In order to cure rheumatism, Australians in 1896 were gaga for the latest craze in "Oh my God who would do that" curatives, known as the whale cure. There was no scientific evidence that it worked, but people claimed to "feel better after being in the whale," as put by Michelle Linder, who curated an exhibit on the short-lived practice at an Australian museum. Australian writer Louis Becke describes the experience thusly: "Sometimes the patient cannot stand this horrible bath for more than an hour, and has to be lifted out in a fainting condition, to undergo a second, third, or perhaps fourth course on that or the following day."
William Ralston/The Graphic
"See!

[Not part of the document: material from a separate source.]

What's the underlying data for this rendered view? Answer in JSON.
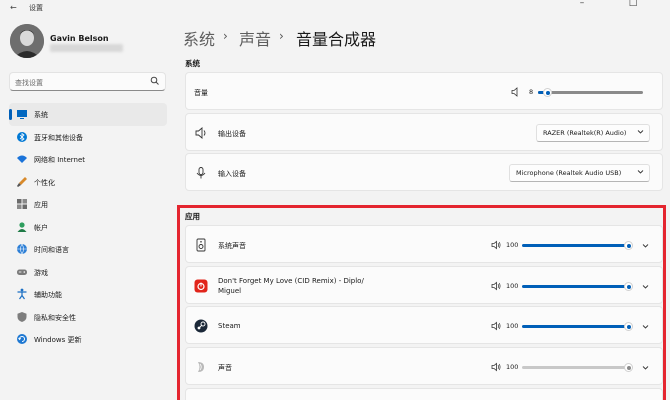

I'm perfectly fine!
"That dismount was shit. Fifth course."
And who needs scientists when whalemen exist: "The latter is closed up as closely as possible, otherwise the patient would not be able to breathe through the volume of ammoniacal gases which would escape from every opening left uncovered. It is these gases, which are of an overpowering and atrocious odour, that bring about the cure, so the whalemen say."
Thank you, whalemen! Hey whalemen: Don't do that. Why? Because it was not based in any kind of science and had no proven results. But mostly because it's really, really gross.
I guess if your joints are aching and no one's invented ibuprofen yet, the overpowering smell of rotting sea mammal is better than ... not that?